L’affaire Madoff et l’incapacité de la SEC* à mettre fin à cette escroquerie record illustre le perpétuel retard d’une guerre du régulateur public face aux mauvais agissements des escrocs en col blanc. Et remet en question l’affirmation selon laquelle plus de régulation par l’état est la solution aux maux de la finance actuelle.
Markopolos, l’homme qui avait deviné Madoff
L’analyste financier Harry Markopolos avait senti, sur la foi de nombreux chiffres non concordants et autres signes probants, que le fond spéculatif géré par Bernard Madoff était basé sur un schéma de Ponzi. Le pire est que l’arnaque n’était que modérément sophistiquée.
Markopolos a tenté d’alerter la SEC dès 2001. Il raconte toute l’histoire dans un ouvrage dont quelques extraits sont lisibles gratuitement. Et surtout, il met en ligne son passionnant témoignage devant le congrès (pdf), dont tout fan de trading devrait tirer profit, car il expose quelques modèles d’exposition aux risques utilisés par les professionnels de façon très accessible.
La SEC, aveugle et sourde
La SEC a d’abord ignoré Markopolos, car les modèles que celui-ci utilisait pour décrypter la fraude ne correspondaient pas aux leurs. Au cours de ses 7 années d’investigations sur la Fraude Madoff, Markopolos a découvert que la SEC opérait à partir de modèles financiers et de listes de points de contrôles totalement dépassés.

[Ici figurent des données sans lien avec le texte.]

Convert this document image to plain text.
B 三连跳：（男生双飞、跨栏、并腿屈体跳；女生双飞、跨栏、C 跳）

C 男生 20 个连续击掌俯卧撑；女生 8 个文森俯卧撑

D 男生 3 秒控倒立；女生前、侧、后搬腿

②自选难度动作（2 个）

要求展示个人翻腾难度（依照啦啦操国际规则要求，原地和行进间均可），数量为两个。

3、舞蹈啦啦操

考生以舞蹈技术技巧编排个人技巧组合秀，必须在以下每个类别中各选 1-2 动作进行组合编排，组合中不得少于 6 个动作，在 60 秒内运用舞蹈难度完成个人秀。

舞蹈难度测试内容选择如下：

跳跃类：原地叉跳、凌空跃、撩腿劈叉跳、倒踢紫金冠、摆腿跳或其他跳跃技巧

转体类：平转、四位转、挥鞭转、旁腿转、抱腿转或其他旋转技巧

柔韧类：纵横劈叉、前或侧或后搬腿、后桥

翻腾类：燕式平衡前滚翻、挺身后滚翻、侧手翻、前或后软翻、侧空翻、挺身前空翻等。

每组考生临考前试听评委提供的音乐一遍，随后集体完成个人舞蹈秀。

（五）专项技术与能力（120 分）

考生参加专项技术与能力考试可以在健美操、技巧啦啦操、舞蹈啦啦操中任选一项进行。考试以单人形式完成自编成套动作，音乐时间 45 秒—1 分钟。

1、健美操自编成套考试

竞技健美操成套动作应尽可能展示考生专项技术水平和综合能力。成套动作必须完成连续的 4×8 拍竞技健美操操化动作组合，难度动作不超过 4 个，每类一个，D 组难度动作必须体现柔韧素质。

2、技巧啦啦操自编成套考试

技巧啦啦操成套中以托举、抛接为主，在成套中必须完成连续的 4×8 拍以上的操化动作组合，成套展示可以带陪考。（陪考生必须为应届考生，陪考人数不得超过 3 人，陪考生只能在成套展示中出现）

La plupart des juristes de la SEC n’ont pas une expérience probante de l’industrie financière et de la façon dont les produits financiers modernes fonctionnent. Pire même, la SEC n’a pas écouté Ed Mannion, un de ses seuls membres avec une expérience du trading qui avait, lui, compris les raisonnements de Markopolos, et avait tenté de les relayer à ses supérieurs. Quand la SEC a enquêté sur Markopolos suite à sa plainte, ils ont juste découvert un problème d’immatriculation incorrecte au titre du conseil financier, ce que Maddoff s’est empressé de corriger, ce qui a satisfait la SEC.
Les listes réglementaires de la SEC ont été établies à partir des fraudes découvertes par le passé. Mais les meilleurs escrocs, donc les plus dangereux, sauront toujours trouver de nouvelles tactiques de dissimulation de leurs fraudes.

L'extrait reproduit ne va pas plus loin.